$$\min \frac{1}{2}x^tQx-c^tx\\ Ax=b$$ where $Q\in \mathbb{R}^{n\times n}$ is symmetric, $c\in \mathbb{R}^n$, $A\in \mathbb{R}^{m\times n}$ and $b\in\mathbb{R}^m$. Prove that if ${x}^*$ is a local minimizer $\iff$ it is a global minimizer
We can transform the problem with constraints to a problem without constraints by doing
$$\phi(\gamma) = f(\overline{x} + Z\gamma)$$
where $f=\frac{1}{2}x^tQx-c^T x$, $\overline{x}$ is a solution of $Ax=b$ and $Z$ is a matrix elements from the basis of $\ker A$ as columns. Then the problem is transformed into minimizing the unconstrained problem $\min \phi(\gamma)$.

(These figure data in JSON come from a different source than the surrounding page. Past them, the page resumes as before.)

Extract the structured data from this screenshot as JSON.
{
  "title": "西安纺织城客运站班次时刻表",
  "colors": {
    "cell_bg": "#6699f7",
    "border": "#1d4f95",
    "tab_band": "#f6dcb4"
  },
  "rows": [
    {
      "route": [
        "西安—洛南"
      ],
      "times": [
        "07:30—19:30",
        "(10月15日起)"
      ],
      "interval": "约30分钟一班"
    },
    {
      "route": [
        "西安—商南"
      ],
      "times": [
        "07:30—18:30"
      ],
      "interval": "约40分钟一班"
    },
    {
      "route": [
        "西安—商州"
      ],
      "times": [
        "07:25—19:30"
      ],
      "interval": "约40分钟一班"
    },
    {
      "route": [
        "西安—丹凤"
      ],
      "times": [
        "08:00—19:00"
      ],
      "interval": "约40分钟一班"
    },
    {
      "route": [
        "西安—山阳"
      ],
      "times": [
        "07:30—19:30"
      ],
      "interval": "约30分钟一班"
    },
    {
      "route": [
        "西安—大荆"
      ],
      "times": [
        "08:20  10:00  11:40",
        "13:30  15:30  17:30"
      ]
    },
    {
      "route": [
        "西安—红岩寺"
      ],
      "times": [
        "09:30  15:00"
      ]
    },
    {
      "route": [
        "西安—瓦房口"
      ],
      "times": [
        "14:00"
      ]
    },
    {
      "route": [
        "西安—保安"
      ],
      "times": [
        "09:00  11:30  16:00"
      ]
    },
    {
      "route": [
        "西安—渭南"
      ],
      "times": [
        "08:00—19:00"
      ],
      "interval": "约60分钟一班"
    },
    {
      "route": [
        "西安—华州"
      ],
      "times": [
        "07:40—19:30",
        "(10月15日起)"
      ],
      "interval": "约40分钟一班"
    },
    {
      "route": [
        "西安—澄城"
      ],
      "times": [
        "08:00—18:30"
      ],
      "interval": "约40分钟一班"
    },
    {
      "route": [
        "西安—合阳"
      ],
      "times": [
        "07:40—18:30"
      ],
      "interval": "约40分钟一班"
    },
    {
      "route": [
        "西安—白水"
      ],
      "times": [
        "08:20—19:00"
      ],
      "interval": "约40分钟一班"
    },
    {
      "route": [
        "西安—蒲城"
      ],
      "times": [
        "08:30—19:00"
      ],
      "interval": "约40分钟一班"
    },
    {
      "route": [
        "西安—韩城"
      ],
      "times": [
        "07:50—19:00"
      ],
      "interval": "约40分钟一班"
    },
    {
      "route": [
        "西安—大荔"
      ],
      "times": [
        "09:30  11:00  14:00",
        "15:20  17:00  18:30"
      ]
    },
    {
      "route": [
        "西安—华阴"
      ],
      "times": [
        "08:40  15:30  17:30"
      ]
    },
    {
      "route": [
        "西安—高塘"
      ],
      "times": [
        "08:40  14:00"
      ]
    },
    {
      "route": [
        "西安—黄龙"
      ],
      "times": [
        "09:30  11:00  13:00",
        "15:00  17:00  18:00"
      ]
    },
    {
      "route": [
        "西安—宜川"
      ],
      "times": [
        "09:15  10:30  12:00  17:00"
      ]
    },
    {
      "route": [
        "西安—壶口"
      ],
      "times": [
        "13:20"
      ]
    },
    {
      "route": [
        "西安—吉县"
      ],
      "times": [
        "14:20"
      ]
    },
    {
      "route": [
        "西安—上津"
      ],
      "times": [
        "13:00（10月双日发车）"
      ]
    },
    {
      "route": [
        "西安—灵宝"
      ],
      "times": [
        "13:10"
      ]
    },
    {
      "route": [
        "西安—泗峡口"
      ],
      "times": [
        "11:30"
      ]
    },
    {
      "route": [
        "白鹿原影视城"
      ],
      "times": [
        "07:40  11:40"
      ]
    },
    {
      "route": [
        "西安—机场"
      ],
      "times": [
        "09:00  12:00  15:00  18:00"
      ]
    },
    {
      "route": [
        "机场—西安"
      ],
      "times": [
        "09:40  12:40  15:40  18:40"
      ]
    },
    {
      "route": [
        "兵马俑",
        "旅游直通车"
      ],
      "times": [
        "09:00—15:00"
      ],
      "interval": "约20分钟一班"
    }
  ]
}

Global minimizer implies local, now,
If $\overline{x}$ is a local minimizer, it means $\nabla \phi(\gamma^*) = Z^T\nabla f(x^*)=0$ (I think), and $\nabla^2 \phi(\gamma)=Z^t\nabla^2 f(x^*)Z\ge 0$ (I think).
I'm thinking about what can be used now. Does somebody have an idea or can find some error in my thinking?
As you pointed out, the problem is equivalent to: $$ \begin{align} \phi(y) = f(\overline{x} + Zy) &= (\overline{x} + Zy)^TQ(\overline{x} + Zy) - c^T(\overline{x} + Zy) \\ & = y^T(Z^TQZ)y + (2Z^TQ\overline{x} + c)^Ty + \alpha \end{align} $$ for some constant $\alpha$ (whose value is irrelevant for the optimal $y$). If an optimum exists, the matrix $Z^TQZ$ must be positive semidefinite, and $\phi$ must therefore be convex. For a convex function, any local optimum is also a global optimum.